His jaw clenched. “I told him the only way I’d go was if I could manage to catch him when he fell. I knew he could be stubborn, but I didn’t think he’d try it. I was so angry with him.” He blinked and his voice deepened. “Angrier with myself.”
She knew how Gabriel felt…somehow responsible…wanting to rework history. She’d want
ed to be there for Anthony too, to convince him not to be so foolish, and all for the sake of a bet. But no amount of wishing or blame would bring her brother back.
“He made the decision to climb that rock,” she assured Gabriel now. “No one else.”
His eyes burned into space. “I was his best friend. I should’ve talked him out of it. Or physically held him back.”
The way he’d physically held herback yesterday, when he’d dragged her out of the surf and she’d refused to listen to sound advice? She’d thought at the time he was being bossy, but he’d only had her best interests at heart when he’d made sure she’d lain still in case of concussion. All those years ago when she’d hated him—or thought she had—she’d recognised that strength in him too.
Natural. Unswerving.
In her mind she saw Gabriel standing on the very edge of that cliff, the wind gusting through his hair and opened shirt, as if he was daring the gods to force him off. Her gaze roamed the lines of his face and understanding crept in. Now she knew who he was, how their pasts were connected, it seemed obvious.
“You were thinking about my brother yesterday, weren’t you?”
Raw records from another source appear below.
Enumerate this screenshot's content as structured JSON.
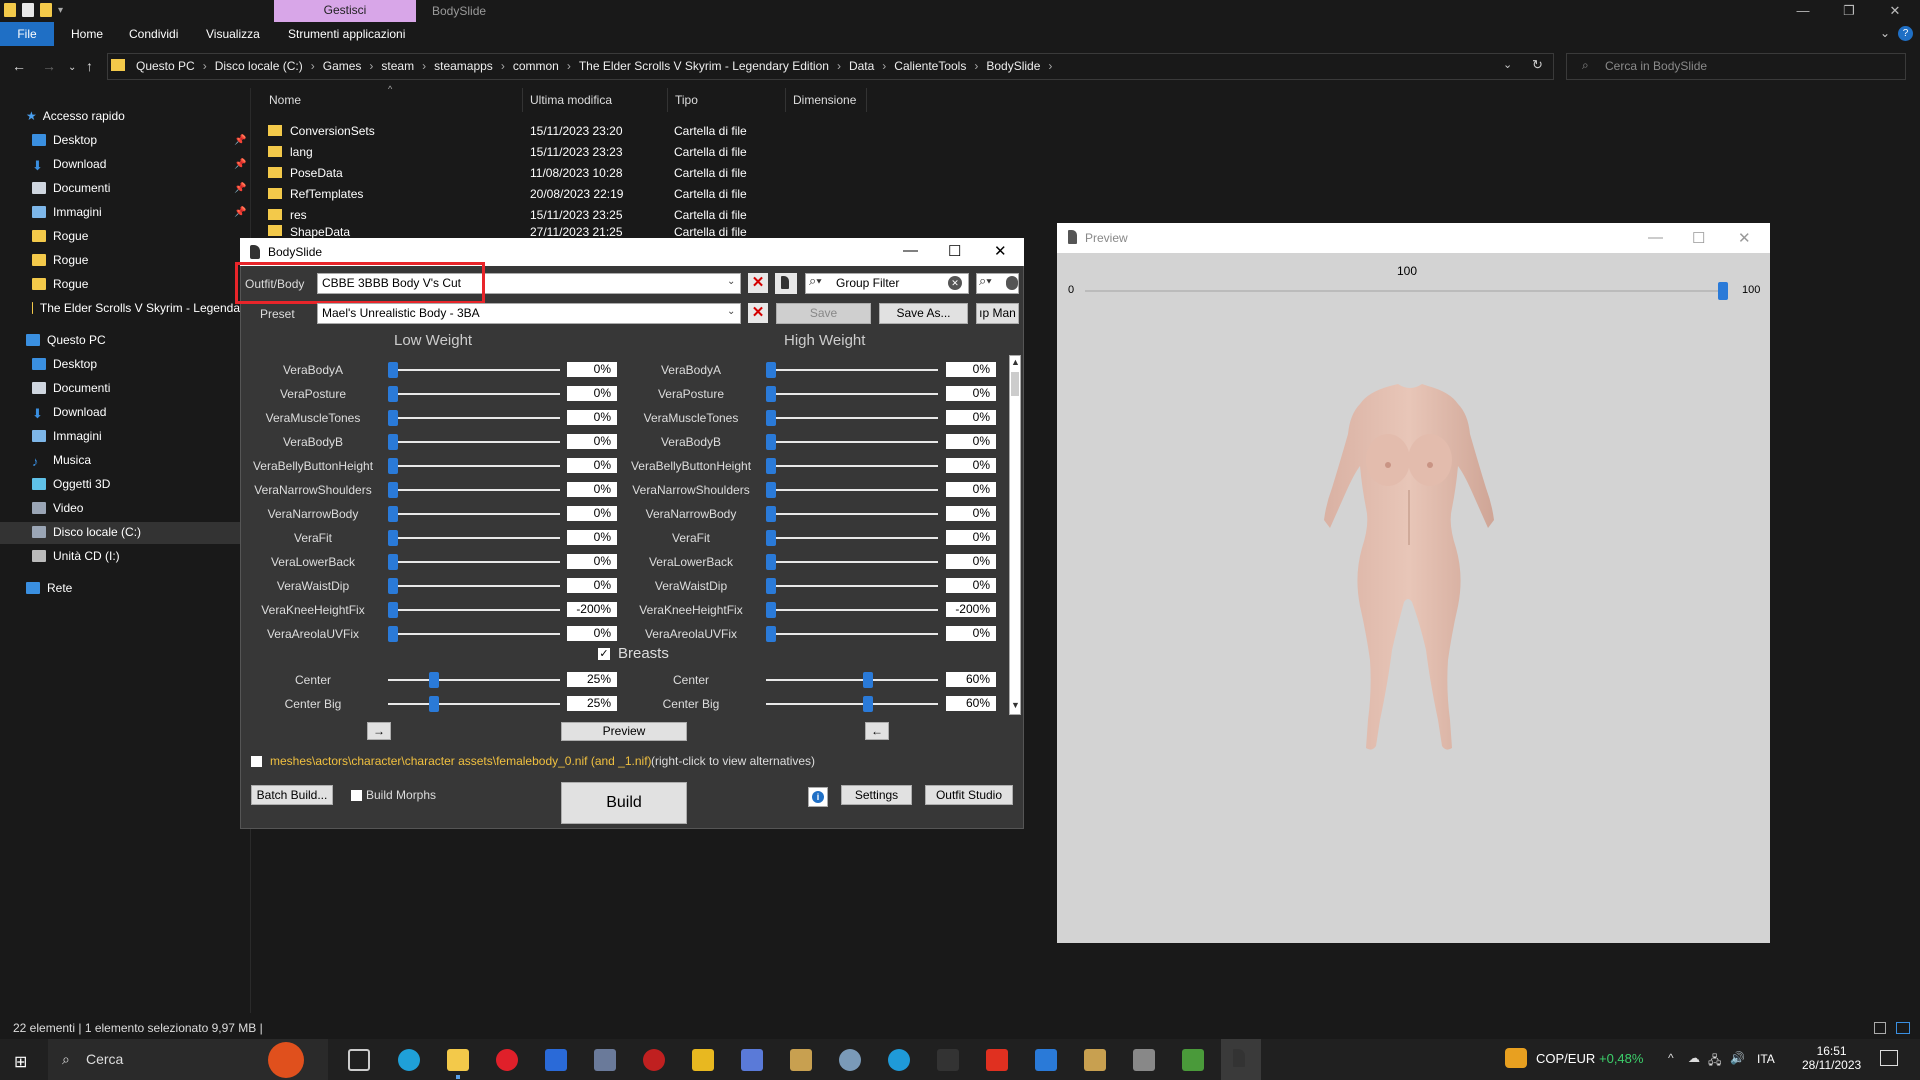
{
  "explorer": {
    "title_tab": "Gestisci",
    "window_title": "BodySlide",
    "ribbon": [
      "File",
      "Home",
      "Condividi",
      "Visualizza",
      "Strumenti applicazioni"
    ],
    "breadcrumbs": [
      "Questo PC",
      "Disco locale (C:)",
      "Games",
      "steam",
      "steamapps",
      "common",
      "The Elder Scrolls V Skyrim - Legendary Edition",
      "Data",
      "CalienteTools",
      "BodySlide"
    ],
    "search_placeholder": "Cerca in BodySlide",
    "nav": {
      "quick_access": "Accesso rapido",
      "items": [
        "Desktop",
        "Download",
        "Documenti",
        "Immagini",
        "Rogue",
        "Rogue",
        "Rogue",
        "The Elder Scrolls V Skyrim - Legenda"
      ],
      "this_pc": "Questo PC",
      "pc_items": [
        "Desktop",
        "Documenti",
        "Download",
        "Immagini",
        "Musica",
        "Oggetti 3D",
        "Video",
        "Disco locale (C:)",
        "Unità CD (I:)"
      ],
      "network": "Rete"
    },
    "columns": [
      "Nome",
      "Ultima modifica",
      "Tipo",
      "Dimensione"
    ],
    "files": [
      {
        "name": "ConversionSets",
        "date": "15/11/2023 23:20",
        "type": "Cartella di file"
      },
      {
        "name": "lang",
        "date": "15/11/2023 23:23",
        "type": "Cartella di file"
      },
      {
        "name": "PoseData",
        "date": "11/08/2023 10:28",
        "type": "Cartella di file"
      },
      {
        "name": "RefTemplates",
        "date": "20/08/2023 22:19",
        "type": "Cartella di file"
      },
      {
        "name": "res",
        "date": "15/11/2023 23:25",
        "type": "Cartella di file"
      },
      {
        "name": "ShapeData",
        "date": "27/11/2023 21:25",
        "type": "Cartella di file"
      }
    ],
    "status": "22 elementi   |   1 elemento selezionato  9,97 MB   |"
  },
  "bodyslide": {
    "title": "BodySlide",
    "outfit_label": "Outfit/Body",
    "outfit_value": "CBBE 3BBB Body V's Cut",
    "group_filter": "Group Filter",
    "preset_label": "Preset",
    "preset_value": "Mael's Unrealistic Body - 3BA",
    "save": "Save",
    "save_as": "Save As...",
    "group_man": "ıp Man",
    "low_weight": "Low Weight",
    "high_weight": "High Weight",
    "sliders": [
      {
        "name": "VeraBodyA",
        "low": "0%",
        "high": "0%",
        "lowpos": 0,
        "highpos": 0
      },
      {
        "name": "VeraPosture",
        "low": "0%",
        "high": "0%",
        "lowpos": 0,
        "highpos": 0
      },
      {
        "name": "VeraMuscleTones",
        "low": "0%",
        "high": "0%",
        "lowpos": 0,
        "highpos": 0
      },
      {
        "name": "VeraBodyB",
        "low": "0%",
        "high": "0%",
        "lowpos": 0,
        "highpos": 0
      },
      {
        "name": "VeraBellyButtonHeight",
        "low": "0%",
        "high": "0%",
        "lowpos": 0,
        "highpos": 0
      },
      {
        "name": "VeraNarrowShoulders",
        "low": "0%",
        "high": "0%",
        "lowpos": 0,
        "highpos": 0
      },
      {
        "name": "VeraNarrowBody",
        "low": "0%",
        "high": "0%",
        "lowpos": 0,
        "highpos": 0
      },
      {
        "name": "VeraFit",
        "low": "0%",
        "high": "0%",
        "lowpos": 0,
        "highpos": 0
      },
      {
        "name": "VeraLowerBack",
        "low": "0%",
        "high": "0%",
        "lowpos": 0,
        "highpos": 0
      },
      {
        "name": "VeraWaistDip",
        "low": "0%",
        "high": "0%",
        "lowpos": 0,
        "highpos": 0
      },
      {
        "name": "VeraKneeHeightFix",
        "low": "-200%",
        "high": "-200%",
        "lowpos": 0,
        "highpos": 0
      },
      {
        "name": "VeraAreolaUVFix",
        "low": "0%",
        "high": "0%",
        "lowpos": 0,
        "highpos": 0
      }
    ],
    "breasts_group": "Breasts",
    "breast_sliders": [
      {
        "name": "Center",
        "low": "25%",
        "high": "60%",
        "lowpos": 0.25,
        "highpos": 0.6
      },
      {
        "name": "Center Big",
        "low": "25%",
        "high": "60%",
        "lowpos": 0.25,
        "highpos": 0.6
      }
    ],
    "preview_btn": "Preview",
    "arrow_right": "→",
    "arrow_left": "←",
    "mesh_path": "meshes\\actors\\character\\character assets\\femalebody_0.nif (and _1.nif)",
    "mesh_hint": "(right-click to view alternatives)",
    "batch_build": "Batch Build...",
    "build_morphs": "Build Morphs",
    "build": "Build",
    "settings": "Settings",
    "outfit_studio": "Outfit Studio"
  },
  "preview": {
    "title": "Preview",
    "min": "0",
    "max": "100",
    "value": "100"
  },
  "taskbar": {
    "search": "Cerca",
    "ticker": "COP/EUR",
    "change": "+0,48%",
    "lang": "ITA",
    "time": "16:51",
    "date": "28/11/2023"
  }
}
One dark eyebrow arched and he leant back. “I didn’t set out to climb to the island’s highest point. Heights and I don’t mix well. I’d had a quiet, uneventful bushwalk in mind, to clear my mind before heading back to the cabin.” His gaze dropped and he reached for his glass. “Then you happened along.”
She fought the urge to reach over and touch his hand. “Anthony would’ve been so proud if he’d seen you dashing to my rescue.”
His eyes snapped up, but then a shadow of a smile hovered at the corners of his mouth. His gaze held hers, and as the moment wound down the space between them seemed to thrum with a different, deeper meaning.
But then he sucked back a breath and shoved to his feet. Glaring at the dark rolling sea, he drove a hand through his hair, then set his fists low on his hips. “None of that makes any difference.”
“Any difference to what?”
He faced her. “Nina, you can’t stay.”
Air seeped from her lungs. The present and its challenges rose up again and she slumped.
“You’re sacking me.” Not a question. Rather a flat-line statement.